MANTOVA. Non è ancora ufficiale, ma palazzo Ducale dovrebbe riaprire al pubblico martedì 27 aprile. Intanto, in Castello, sono partite le opere di monitoraggio e manutenzione ordinaria della Camera degli Sposi. I ponteggi salgono fino al soffitto dove il piedino di un putto sporgente dall’oculo ha bisogno di essere ripulito. È anche nei particolari che un capolavoro vive.

Naturalmente le star della stanza sono le grandi scene della Corte e dell’Incontro. Ma è l’intero contesto a fare di questa parte della reggia uno dei vertici dell’arte di tutti i tempi, sintesi dei principi del Rinascimento. Un’opera di tale prestigio, che richiama turisti e studiosi da tutto il mondo, merita un trattamento speciale.

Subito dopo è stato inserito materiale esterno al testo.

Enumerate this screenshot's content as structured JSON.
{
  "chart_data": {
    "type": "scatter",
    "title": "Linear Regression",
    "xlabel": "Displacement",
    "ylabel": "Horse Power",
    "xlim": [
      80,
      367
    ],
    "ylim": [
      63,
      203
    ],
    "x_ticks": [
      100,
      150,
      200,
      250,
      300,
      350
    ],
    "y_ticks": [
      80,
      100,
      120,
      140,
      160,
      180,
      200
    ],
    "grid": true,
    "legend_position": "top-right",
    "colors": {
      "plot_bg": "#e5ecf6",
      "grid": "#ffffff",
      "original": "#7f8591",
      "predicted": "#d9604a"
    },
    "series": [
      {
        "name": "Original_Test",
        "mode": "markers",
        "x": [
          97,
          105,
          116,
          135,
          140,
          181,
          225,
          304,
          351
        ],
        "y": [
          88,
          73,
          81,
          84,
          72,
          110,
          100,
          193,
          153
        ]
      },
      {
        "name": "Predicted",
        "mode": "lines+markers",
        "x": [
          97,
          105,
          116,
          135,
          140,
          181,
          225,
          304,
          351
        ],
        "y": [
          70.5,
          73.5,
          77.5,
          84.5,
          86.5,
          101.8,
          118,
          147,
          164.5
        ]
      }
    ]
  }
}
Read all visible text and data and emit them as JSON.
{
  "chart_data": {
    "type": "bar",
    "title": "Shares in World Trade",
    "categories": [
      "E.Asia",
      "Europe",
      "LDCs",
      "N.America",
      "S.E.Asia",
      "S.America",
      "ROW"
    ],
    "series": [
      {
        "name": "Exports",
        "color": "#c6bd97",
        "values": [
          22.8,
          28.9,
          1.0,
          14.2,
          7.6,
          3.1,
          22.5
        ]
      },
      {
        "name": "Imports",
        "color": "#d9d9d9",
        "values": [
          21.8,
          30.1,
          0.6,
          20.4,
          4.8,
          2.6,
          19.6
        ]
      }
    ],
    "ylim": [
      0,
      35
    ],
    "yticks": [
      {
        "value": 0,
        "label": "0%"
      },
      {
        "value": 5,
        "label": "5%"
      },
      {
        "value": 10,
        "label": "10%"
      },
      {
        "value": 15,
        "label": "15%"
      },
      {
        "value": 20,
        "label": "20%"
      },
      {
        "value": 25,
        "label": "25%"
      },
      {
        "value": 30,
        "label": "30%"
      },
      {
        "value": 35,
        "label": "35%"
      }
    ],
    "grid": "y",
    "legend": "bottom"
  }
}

«La conservazione della Camera degli Sposi - dice Stefano L’Occaso, direttore del Ducale - sarà tanto più efficace quanto più sarà costante nel tempo. Le attività di monitoraggio e prevenzione consentono di rimuovere situazioni potenzialmente dannose ancora prima che inneschino processi di degrado. Senza dimenticare che, intervenendo con continuità in maniera non invasiva, si risparmiano risorse perché si evitano interventi più impegnativi in futuro. Il piano triennale di interventi che abbiamo progettato consentirà al capolavoro di Mantegna di mantenersi in salute e pronto al dialogo con le future generazioni. Ogni buona cura parte dalla prevenzione quotidiana e, una volta tanto, vogliamo dare concreta applicazione a questo sacrosanto principio».

Come è avvenuto con regolarità anche in passato: del 2006 è l’impianto di trattamento dell’aria che si autoregola a seconda delle situazioni climatiche stagionali (per evitare la formazione di condensa sulle superfici pittoriche) e, post terremoto del 2012, sono del 2014-2015 i lavori con il consolidamento dell’interno della canna fumaria del camino.

A questi interventi si aggiunge il monitoraggio del 2013, ora riavviato per mettere a regime un piano a cadenza triennale di conservazione, accurata e non invasiva: una cura-prevenzione per verificare lo stato degli intonaci e pulire le superfici, affidata al Consorzio Arké di Roma, che si prevede sarà conclusa intorno al 30 aprile. «I dipinti di Mantegna che decorano volta e pareti della Camera degli Sposi – afferma la restauratrice Chiara Ceriotti, direttore tecnico di Arké – saranno oggetto di un intervento di mappatura dello stato di conservazione e di un’accurata manutenzione. Le superfici verranno ispezionate e spolverate documentando le eventuali criticità conservative che saranno di seguito affrontate. L’intervento sarà corredato anche da una documentazione fotografica e da una relazione finale».

Pulire in tempi rapidi significa evitare le incrostature che si formano nel tempo a causa dell’umidità, della condensa. Per questo il sacrificio che si chiede ai visitatori è il contingentamento, un piccolo disagio che consente di tenere il clima ben controllato, senza sbalzi dovuti all’eccessiva presenza di persone. Se, come è probabile, la reggia riaprirà il 27, i visitatori potranno entrare nella Camera degli Sposi, dove – per tre o quattro giorni, andare a fine mese – potranno vedere la restauratrice all’opera sul ponteggio.